A 2nd great area for sailing is west of Lycia, the ancient region of Caria, between Bodrum and Fethiye. This was the traditional arena of Mausolus, a powerful dynast 2,400 yrs ago. A strategically vital region, densely pack in antiquity with rich cities, it was jealously guarded and sought after. Alexander the fantastic liberated it from Persia, Rhodes sought to annexe it into her empire, as well as the legacy of Crusader castles still speaks of the epic battle that raged along this coast between rival religions, Christianity and Islam. Today, there remains an awesome combination of architectural and historic marvels. The exquisite temple tombs of Caunos, carved in to a cliff face by masons dangling from ropes; the monumental city of Knidos, famed for Praxiteles’ infamous statue of Aphrodite, the 1st female nude in the past; and Halicarnassus itself, site of the fabled mausoleum along with the mighty fortress of St. Peter.
Another glorious area for cruising, is ancient Ionia, on the north of Bodrum. Along this stretch of coast created a civilisation of quite exceptional brilliance. In the centuries before Alexander the fantastic, the dynamic cities of Ionia helped lay the foundations of Greek literature, science, and philosophy, nevermind architecture.

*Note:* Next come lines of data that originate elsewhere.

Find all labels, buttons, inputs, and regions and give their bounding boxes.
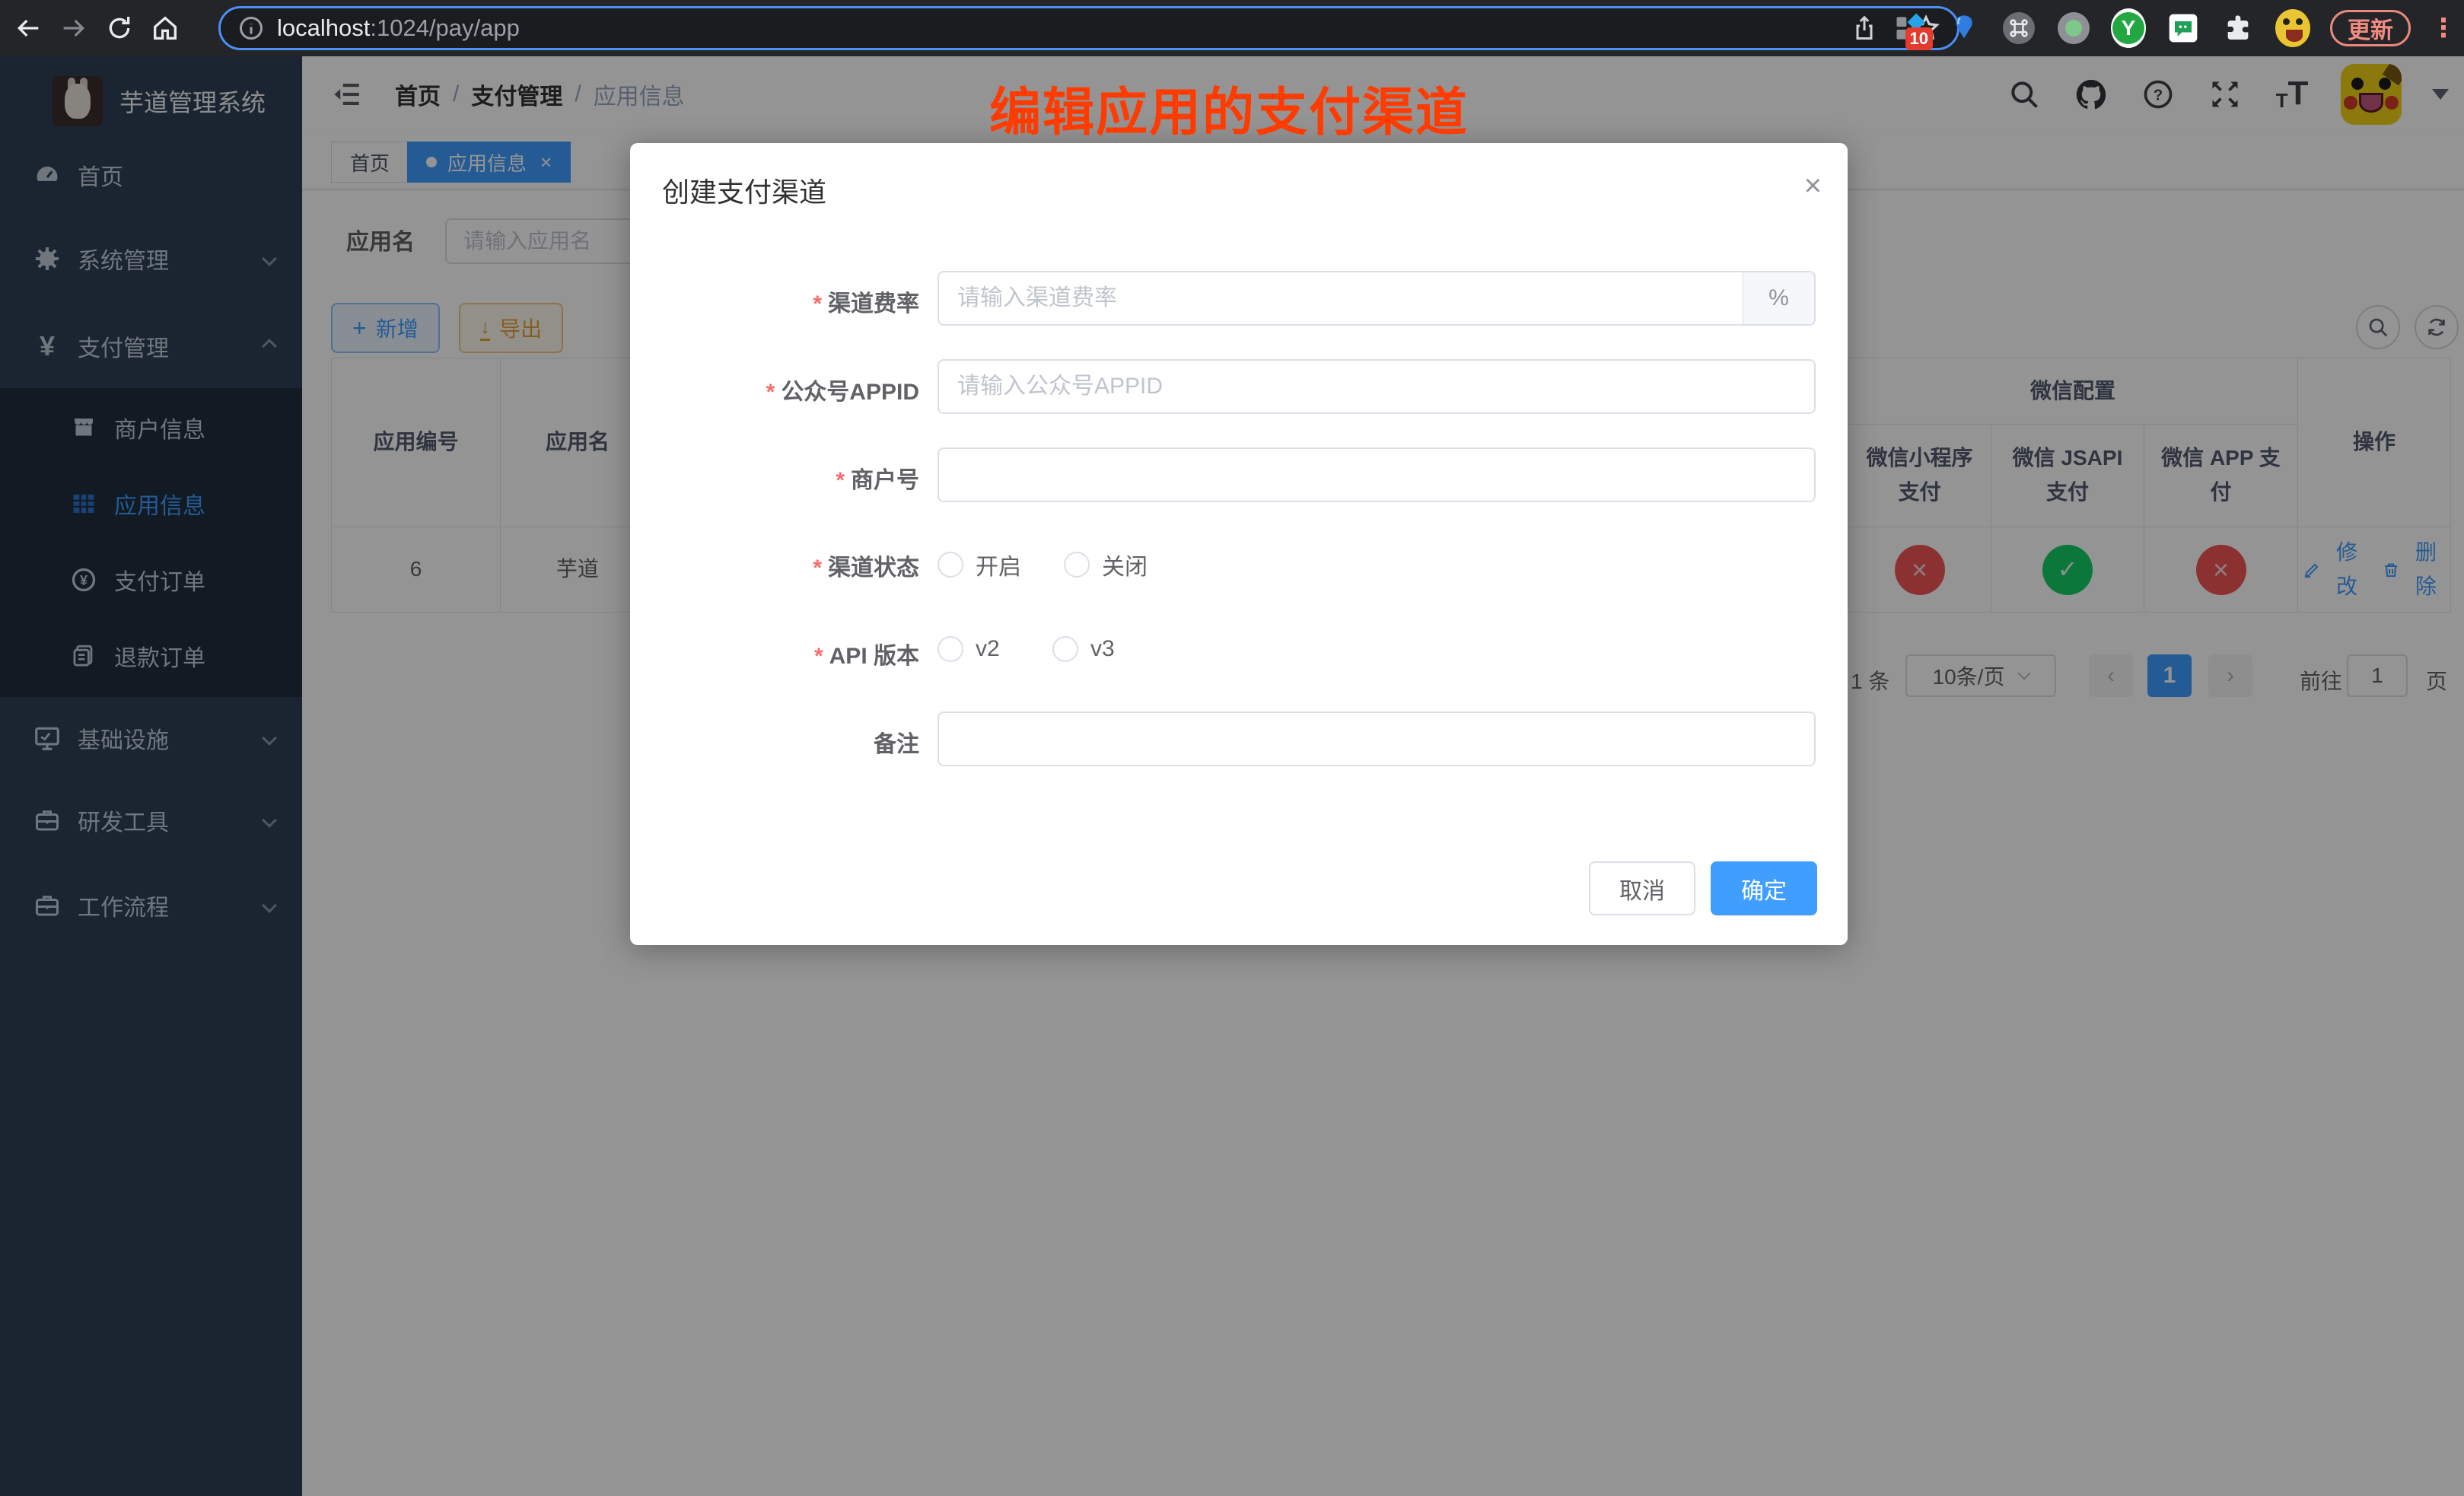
required-asterisk (813, 555, 822, 581)
remark-label: 备注 (638, 725, 919, 759)
extension-diamond-icon[interactable]: 10 (1892, 11, 1927, 46)
status-label: 渠道状态 (638, 549, 919, 582)
update-label: 更新 (2348, 11, 2393, 45)
extensions-row: 10 Y (1892, 0, 2456, 56)
required-asterisk (814, 644, 823, 669)
api-version-label: API 版本 (638, 637, 919, 670)
rate-suffix: % (1743, 271, 1816, 326)
create-pay-channel-dialog: 创建支付渠道 渠道费率 % 公众号APPID 商户号 渠道状态 开启 关闭 AP… (630, 143, 1848, 945)
back-icon[interactable] (11, 11, 46, 46)
mch-label: 商户号 (638, 461, 919, 495)
home-icon[interactable] (148, 11, 183, 46)
screen: localhost:1024/pay/app 10 (0, 0, 2464, 1496)
rate-input[interactable] (938, 271, 1816, 326)
app-viewport: 芋道管理系统 首页 系统管理 ¥ 支付管理 (0, 56, 2464, 1496)
cancel-button[interactable]: 取消 (1589, 861, 1695, 915)
appid-label: 公众号APPID (638, 373, 919, 406)
extension-green-dot-icon[interactable] (2056, 11, 2091, 46)
required-asterisk (836, 468, 845, 493)
extension-badge: 10 (1905, 27, 1933, 50)
browser-menu-icon[interactable] (2431, 13, 2456, 43)
extension-chat-icon[interactable] (2166, 11, 2201, 46)
browser-update-button[interactable]: 更新 (2330, 10, 2411, 46)
radio-circle-icon (938, 552, 963, 578)
confirm-button[interactable]: 确定 (1711, 861, 1817, 915)
url-path: :1024/pay/app (370, 14, 520, 41)
url-text: localhost:1024/pay/app (277, 14, 1851, 42)
radio-circle-icon (1064, 552, 1090, 578)
url-bar[interactable]: localhost:1024/pay/app (218, 6, 1959, 50)
reload-icon[interactable] (102, 11, 137, 46)
radio-circle-icon (938, 636, 963, 662)
remark-input[interactable] (938, 711, 1816, 766)
status-radio-open[interactable]: 开启 (938, 548, 1021, 581)
extension-y-icon[interactable]: Y (2111, 11, 2146, 46)
status-radio-closed[interactable]: 关闭 (1064, 548, 1148, 581)
url-host: localhost (277, 14, 370, 41)
rate-label: 渠道费率 (638, 285, 919, 318)
extensions-puzzle-icon[interactable] (2220, 11, 2255, 46)
browser-chrome: localhost:1024/pay/app 10 (0, 0, 2464, 56)
site-info-icon[interactable] (237, 14, 265, 42)
forward-icon[interactable] (56, 11, 91, 46)
api-radio-v3[interactable]: v3 (1052, 636, 1115, 662)
dialog-title: 创建支付渠道 (662, 170, 826, 210)
profile-emoji-avatar[interactable] (2275, 11, 2310, 46)
extension-balloon-icon[interactable] (1947, 11, 1982, 46)
appid-input[interactable] (938, 359, 1816, 414)
annotation-text: 编辑应用的支付渠道 (989, 70, 1537, 145)
required-asterisk (813, 291, 822, 317)
mch-input[interactable] (938, 447, 1816, 502)
required-asterisk (766, 380, 775, 405)
radio-circle-icon (1052, 636, 1078, 662)
api-radio-v2[interactable]: v2 (938, 636, 1000, 662)
dialog-close-icon[interactable] (1804, 170, 1822, 201)
extension-command-icon[interactable] (2001, 11, 2036, 46)
share-icon[interactable] (1851, 14, 1878, 42)
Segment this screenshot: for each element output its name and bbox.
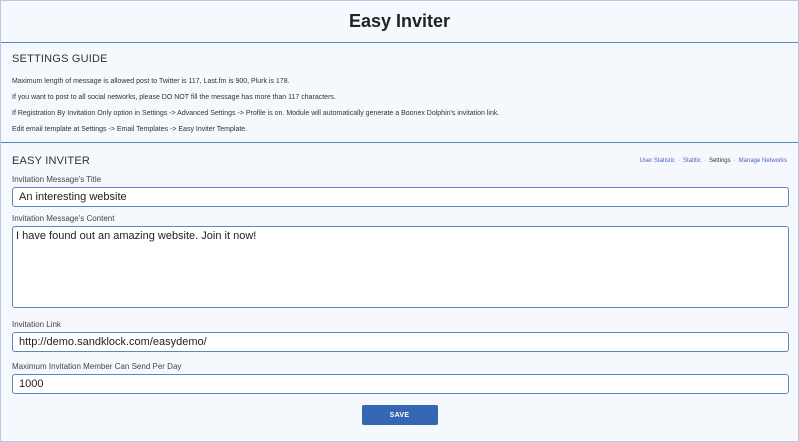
- settings-guide-title: SETTINGS GUIDE: [12, 53, 108, 65]
- easy-inviter-header: EASY INVITER User Statistic · Statitic ·…: [12, 154, 787, 168]
- message-content-textarea[interactable]: I have found out an amazing website. Joi…: [12, 226, 789, 308]
- nav-link-manage-networks[interactable]: Manage Networks: [739, 158, 787, 164]
- nav-link-user-statistic[interactable]: User Statistic: [640, 158, 675, 164]
- page-title: Easy Inviter: [348, 11, 451, 31]
- save-row: SAVE: [12, 405, 787, 425]
- guide-line: If Registration By Invitation Only optio…: [12, 110, 500, 117]
- title-bar: Easy Inviter: [1, 1, 798, 43]
- invitation-link-input[interactable]: [12, 332, 789, 352]
- nav-current-settings: Settings: [708, 158, 731, 164]
- inviter-nav: User Statistic · Statitic · Settings · M…: [640, 158, 787, 164]
- nav-separator: ·: [677, 158, 680, 164]
- message-title-label: Invitation Message's Title: [12, 175, 102, 184]
- guide-line: Edit email template at Settings -> Email…: [12, 126, 248, 133]
- nav-separator: ·: [733, 158, 736, 164]
- easy-inviter-title: EASY INVITER: [12, 155, 90, 167]
- invitation-link-label: Invitation Link: [12, 320, 61, 329]
- max-invitations-input[interactable]: [12, 374, 789, 394]
- settings-guide-lines: Maximum length of message is allowed pos…: [12, 74, 787, 138]
- easy-inviter-panel: EASY INVITER User Statistic · Statitic ·…: [1, 144, 798, 442]
- message-title-input[interactable]: [12, 187, 789, 207]
- nav-separator: ·: [703, 158, 706, 164]
- nav-link-statitic[interactable]: Statitic: [683, 158, 701, 164]
- max-invitations-label: Maximum Invitation Member Can Send Per D…: [12, 362, 182, 371]
- app-window: Easy Inviter SETTINGS GUIDE Maximum leng…: [0, 0, 799, 442]
- settings-guide-panel: SETTINGS GUIDE Maximum length of message…: [1, 43, 798, 143]
- guide-line: If you want to post to all social networ…: [12, 94, 336, 101]
- message-content-label: Invitation Message's Content: [12, 214, 115, 223]
- save-button[interactable]: SAVE: [361, 405, 438, 425]
- guide-line: Maximum length of message is allowed pos…: [12, 78, 290, 85]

Under Rome, these cities became increasingly rich, prosperous, and beautiful – packed with the best possible temples, theatres and markets those funds could buy. The highlights are plentiful: through the pretty little harbour of Myndos, where Cassius fled after murdering Julius Caesar; towards the marvellously preserved Hellenistic city of Priene, where the houses, streets, and public buildings are organized across a hillside in the perfect grid; not to mention, Ephesus, capital of Roman Asia. This was one of the initial cities on the planet to get street lighting. The website is magnificent, a cornucopia of colonnaded streets, agoras, baths, private villas, a theatre for 28,000, plus an extraordinary library.
When you fancy exploring some of the world’s finest ancient wonders, spring or autumn is the best time and energy to go. April and early May sees Turkey decked by helping cover their a stunning display of wild flowers. Through the end of May through the beginning of June the ocean becomes swimmable ahead of the summer heat scorches, while September through October is ideal for leisurely bathing.